Pubblichiamo oggi la seconda e ultima parte del saggio dedicato allo scrittore messicano Daniel Sada.

di Antonio Bertrán

Traduzione di Angela Masotti

Daniel Sada non può vedersi il viso allo specchio: non ci riesce. Negli ultimi mesi si è fatto visitare dall’oftalmologo varie volte, ma la sua vista non ha smesso di deteriorarsi a causa del diabete.

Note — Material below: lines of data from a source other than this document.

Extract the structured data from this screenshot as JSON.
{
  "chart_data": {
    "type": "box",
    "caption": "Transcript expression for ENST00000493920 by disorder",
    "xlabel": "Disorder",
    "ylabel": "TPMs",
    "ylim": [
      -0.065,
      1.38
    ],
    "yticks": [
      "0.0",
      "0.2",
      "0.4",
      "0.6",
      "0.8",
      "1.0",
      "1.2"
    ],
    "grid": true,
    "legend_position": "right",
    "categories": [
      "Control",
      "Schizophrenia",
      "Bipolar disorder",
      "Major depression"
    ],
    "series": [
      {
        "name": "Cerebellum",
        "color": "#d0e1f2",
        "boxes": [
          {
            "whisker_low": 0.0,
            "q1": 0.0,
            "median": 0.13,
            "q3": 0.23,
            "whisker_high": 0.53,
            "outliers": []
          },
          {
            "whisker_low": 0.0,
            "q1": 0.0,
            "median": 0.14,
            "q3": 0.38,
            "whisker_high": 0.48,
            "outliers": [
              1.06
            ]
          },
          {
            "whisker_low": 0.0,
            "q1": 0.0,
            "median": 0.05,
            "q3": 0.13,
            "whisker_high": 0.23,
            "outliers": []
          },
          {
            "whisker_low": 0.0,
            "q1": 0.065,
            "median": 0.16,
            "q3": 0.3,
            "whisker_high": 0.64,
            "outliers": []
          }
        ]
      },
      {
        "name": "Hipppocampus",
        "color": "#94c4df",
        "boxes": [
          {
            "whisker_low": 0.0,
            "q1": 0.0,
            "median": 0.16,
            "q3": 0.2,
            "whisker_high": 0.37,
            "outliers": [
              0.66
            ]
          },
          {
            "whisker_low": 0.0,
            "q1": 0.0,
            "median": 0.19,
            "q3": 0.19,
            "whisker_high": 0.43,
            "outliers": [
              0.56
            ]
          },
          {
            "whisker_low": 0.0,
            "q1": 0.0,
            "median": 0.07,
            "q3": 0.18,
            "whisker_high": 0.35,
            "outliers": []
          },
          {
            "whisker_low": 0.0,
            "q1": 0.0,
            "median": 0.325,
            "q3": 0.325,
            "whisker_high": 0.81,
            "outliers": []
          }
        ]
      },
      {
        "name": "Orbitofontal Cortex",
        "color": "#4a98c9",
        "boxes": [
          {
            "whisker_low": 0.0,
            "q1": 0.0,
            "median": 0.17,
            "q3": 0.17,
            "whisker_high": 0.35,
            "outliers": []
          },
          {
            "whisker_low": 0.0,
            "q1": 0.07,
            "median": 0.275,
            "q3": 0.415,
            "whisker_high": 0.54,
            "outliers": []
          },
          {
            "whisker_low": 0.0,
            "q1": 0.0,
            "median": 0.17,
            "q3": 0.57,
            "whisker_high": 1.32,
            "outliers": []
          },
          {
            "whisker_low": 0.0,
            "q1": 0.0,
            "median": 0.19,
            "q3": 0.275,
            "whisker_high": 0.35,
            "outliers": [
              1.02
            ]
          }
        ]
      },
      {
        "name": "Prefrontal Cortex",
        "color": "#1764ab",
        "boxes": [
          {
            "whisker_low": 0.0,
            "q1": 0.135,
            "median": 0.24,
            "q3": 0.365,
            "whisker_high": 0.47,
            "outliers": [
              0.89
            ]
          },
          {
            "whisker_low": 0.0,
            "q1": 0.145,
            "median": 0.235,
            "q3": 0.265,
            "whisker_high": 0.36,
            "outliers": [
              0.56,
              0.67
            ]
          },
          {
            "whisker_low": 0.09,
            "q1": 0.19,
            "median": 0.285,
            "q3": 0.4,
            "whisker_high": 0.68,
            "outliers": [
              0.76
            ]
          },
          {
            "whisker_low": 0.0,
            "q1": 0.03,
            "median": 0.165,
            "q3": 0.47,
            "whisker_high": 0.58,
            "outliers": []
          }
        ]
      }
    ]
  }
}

Sua moglie, Adriana Jiménez, gli legge qualcosa tutte le sere, quando non rientra troppo tardi dal lavoro. “È stato molto duro per lui, ma adesso abbiamo assunto una routine che io apprezzo molto perché, man mano che gli tornano in mente autori e opere, spaziamo da Guimarães Rosa a Rosario Castellanos o Borges, da Palinuro de México alla Divina Commedia, che leggiamo in una traduzione che lui adora, perché mantiene la metrica delle terzine dantesche”.

Adriana Jiménez dà lezioni di letteratura all’Universidad Autónoma e tiene corsi di scrittura, oltre a scrivere poesia e narrativa. La loro unione dura da quindici anni, durante i quali la letteratura è stata una passione condivisa. In altri tempi, però, la dedizione di Sada per le lettere è stata causa della rottura di una delle sue relazioni. Racconta un’amica comune, tacendo il nome della donna, che lo scrittore le suggeriva, o meglio “pretendeva” che leggesse diversi autori, oltre alla sua stessa opera, finché lei non ne poté più e lo lasciò.

Adriana è una grande lettrice, parla con scioltezza dell’opera di suo marito ed è la sua critica più dura. La coppia si è conosciuta in un corso di scrittura tenuto dallo scrittore nel 1989, presso la sede della Dirección de Literatura del inba. A lei bastò vederlo per sentirsi attratta da quel professore che portava la barba e dei “maglioni con le greche molto belli”. In seguito avrebbe scoperto che la sua nozione del ritmo non era solo verbale: “Balla stupendamente bene e gli piace di tutto: polka, salsa, walzer e corriditas norteñas”. Anche lui avrebbe confessato molto tempo dopo di essersi sentito attratto da lei, ma durante i mesi in cui durò il corso quell’interesse non sfociò in nulla di serio. Si incontrarono di nuovo circa cinque anni dopo, a una fiera del libro, e si scambiarono i numeri di telefono. “Un giorno mi chiamò e mi invitò a un’esposizione al Museo Tamayo, non ricordo quale fosse. Da allora cominciammo a vederci più spesso. Andavamo alla terrazza panoramica della Torre Latinoamericana e poi al tradizionale caffè La Blanca, che piace moltissimo a Daniel e dove fanno un café con leche stupendo”. Il corteggiamento incluse fiori e profumi, ma non poesie. Un giorno, dopo sei mesi di fidanzamento, Sada le chiese di sposarlo e andò in visita dai suoi genitori per chiedere la sua mano. Lo accompagnò sua madre, doña Moraima Villarreal Gutiérrez, che ora ha ottantasei anni. Suo padre invece è morto già da quindici anni.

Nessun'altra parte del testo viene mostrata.